Сёма закатил глаза — ну какие страшилки! Хотя его истории когда-то были самыми страшными в пришкольном лагере. Он просто пересказывал то, что в детстве услышал от бабушки — а ребята потом неделями с опаской поглядывали то на воду в бассейне, то на густо заросший парк. Вожатые сильно ругались и уверяли, что водяные и лешие водятся только в настоящих озёрах и чащах. Убедить ораву третьеклассников в том, что водяных и леших нет вовсе, им не удавалось.

Чего уж там — даже сам Сёма иногда замирал на мгновение, прежде чем сунуть ногу в воду. Он, конечно, своих же историй не боялся, но мало ли что?

— …или чем вы там сейчас занимаетесь, — продолжала бабушка, уже снявшая верхнюю одежду. — Ну, чего дома-то сидеть?!

Ответа на этот вопрос у Сёмы не нашлось. Что дома, что на улице было одинаково скучно и, чего уж там, одиноко. Спорить с бабушкой не было смысла, так что он ещё раз вздохнул — на этот раз тихонько, но всё так же тоскливо — и поплёлся в прихожую натягивать курточку.

— Только далеко не отходи, — наставляла его бабушка. — Не дальше площадки.

— Лааадно, — протянул Сёма, будто делая одолжение, хотя на самом деле никуда больше и не собирался. — Я ненадолго.

Бабушка только покивала ему вслед и притворила дверь.

Сёма оказался прав: на улице и правда была холодрыга.

Едва выйдя наружу, он тут же оглянулся на дом — но не решился сразу же идти обратно. Потерев уже наверняка покрасневший нос, Сёма повыше подтянул шарфик и поплёлся на детскую площадку.
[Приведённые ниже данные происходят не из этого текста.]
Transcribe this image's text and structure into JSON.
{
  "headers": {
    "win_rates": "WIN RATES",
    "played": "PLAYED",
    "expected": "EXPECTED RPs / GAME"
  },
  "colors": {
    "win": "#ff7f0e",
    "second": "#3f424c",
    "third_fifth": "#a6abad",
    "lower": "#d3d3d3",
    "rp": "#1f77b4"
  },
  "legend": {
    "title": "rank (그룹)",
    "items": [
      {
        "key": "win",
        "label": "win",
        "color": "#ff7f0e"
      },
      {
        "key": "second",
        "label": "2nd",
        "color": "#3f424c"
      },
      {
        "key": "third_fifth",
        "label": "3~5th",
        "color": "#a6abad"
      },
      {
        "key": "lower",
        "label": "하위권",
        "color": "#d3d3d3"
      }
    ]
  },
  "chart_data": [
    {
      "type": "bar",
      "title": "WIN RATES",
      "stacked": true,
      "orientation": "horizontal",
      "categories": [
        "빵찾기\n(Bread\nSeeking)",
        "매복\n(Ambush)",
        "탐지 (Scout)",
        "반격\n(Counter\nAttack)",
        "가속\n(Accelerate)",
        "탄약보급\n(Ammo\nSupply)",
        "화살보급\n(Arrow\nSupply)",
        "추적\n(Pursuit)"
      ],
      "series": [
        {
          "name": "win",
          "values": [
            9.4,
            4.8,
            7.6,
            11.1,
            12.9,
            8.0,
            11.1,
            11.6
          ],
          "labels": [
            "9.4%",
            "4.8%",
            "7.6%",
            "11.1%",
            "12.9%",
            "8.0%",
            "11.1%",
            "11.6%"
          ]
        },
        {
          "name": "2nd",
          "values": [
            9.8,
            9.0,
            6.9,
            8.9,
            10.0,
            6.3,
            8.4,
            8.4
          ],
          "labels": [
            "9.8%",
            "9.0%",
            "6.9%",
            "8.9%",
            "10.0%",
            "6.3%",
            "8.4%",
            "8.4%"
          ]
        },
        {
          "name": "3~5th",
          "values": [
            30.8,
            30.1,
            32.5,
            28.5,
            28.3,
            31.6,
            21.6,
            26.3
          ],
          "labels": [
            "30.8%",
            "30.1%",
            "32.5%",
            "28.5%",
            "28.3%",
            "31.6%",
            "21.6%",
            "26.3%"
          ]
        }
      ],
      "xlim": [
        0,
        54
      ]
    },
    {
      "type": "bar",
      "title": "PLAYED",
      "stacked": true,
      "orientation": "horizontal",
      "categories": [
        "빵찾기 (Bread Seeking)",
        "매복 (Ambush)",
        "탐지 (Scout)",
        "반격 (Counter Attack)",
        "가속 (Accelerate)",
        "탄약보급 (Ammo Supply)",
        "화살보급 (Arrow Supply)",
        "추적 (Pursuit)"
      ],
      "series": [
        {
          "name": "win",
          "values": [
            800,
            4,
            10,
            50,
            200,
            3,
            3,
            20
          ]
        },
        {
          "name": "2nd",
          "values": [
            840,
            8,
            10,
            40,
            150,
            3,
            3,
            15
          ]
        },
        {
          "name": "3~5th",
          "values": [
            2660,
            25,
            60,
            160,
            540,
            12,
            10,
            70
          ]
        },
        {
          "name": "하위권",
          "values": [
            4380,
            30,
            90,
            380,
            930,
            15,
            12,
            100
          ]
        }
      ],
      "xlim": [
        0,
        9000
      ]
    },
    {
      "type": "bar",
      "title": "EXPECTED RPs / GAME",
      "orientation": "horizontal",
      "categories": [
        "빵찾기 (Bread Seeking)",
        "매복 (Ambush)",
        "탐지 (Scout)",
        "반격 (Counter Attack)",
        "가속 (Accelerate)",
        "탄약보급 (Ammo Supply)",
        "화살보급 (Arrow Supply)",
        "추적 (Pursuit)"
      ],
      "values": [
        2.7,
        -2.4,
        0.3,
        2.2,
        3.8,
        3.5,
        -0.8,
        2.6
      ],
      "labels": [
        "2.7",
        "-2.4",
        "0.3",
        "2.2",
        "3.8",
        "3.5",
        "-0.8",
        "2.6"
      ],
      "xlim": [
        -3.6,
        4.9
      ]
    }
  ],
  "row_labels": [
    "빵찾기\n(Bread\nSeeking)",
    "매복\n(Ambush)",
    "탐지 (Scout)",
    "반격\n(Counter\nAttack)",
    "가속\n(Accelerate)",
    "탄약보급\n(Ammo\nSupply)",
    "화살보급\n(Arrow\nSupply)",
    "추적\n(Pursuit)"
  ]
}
С городской она, конечно, не шла ни в какое сравнение. Если дома Сёма мог лазать по турникетам, кататься на горке в виде сказочного терема, качаться на деревянном богатырском коне и прыгать по пенькам к избушке на курьих ножках, то здесь…

Изо рта Сёмы вырвалось едва заметное облачко пара.

Ну, здесь площадка была маленькой, всего лишь какой-то пятачок. На нём уместилось немногое: песочница для малышей, металлическая качелька на двоих, один аттракцион-вертушка и пара обычных качелей — тех, на которых можно при желании сделать «солнышко». Чуть подальше, Сёма знал, можно было найти поле, которое использовали то под футбол, то под волейбол. Сейчас криков оттуда не доносилось, никто не играл.

Других детей вообще почти не было. Только на «вертушки» кружились двое мальчишек помладше, почти детсадовцы. Сёма посмотрел на них чуть свысока — ну вот о чём ему с ними разговаривать! — и прошёл мимо, плюхнулся на качель.

Раскачиваться сильно не хотелось. Он еле-еле оттолкнулся и поднял ноги повыше, чтобы не тормозить движение. Горизонт перед его глазами ушёл сначала вниз, потом — вверх.

Вниз-вверх, вниз-вверх. Сёма смотрел на линию неба, пока не закружилась голова, и лишь потом отвернулся. И с удивлением обнаружил, что за ним, стоя у самой качели, наблюдает незнакомая девчонка в натянутой до бровей шапке.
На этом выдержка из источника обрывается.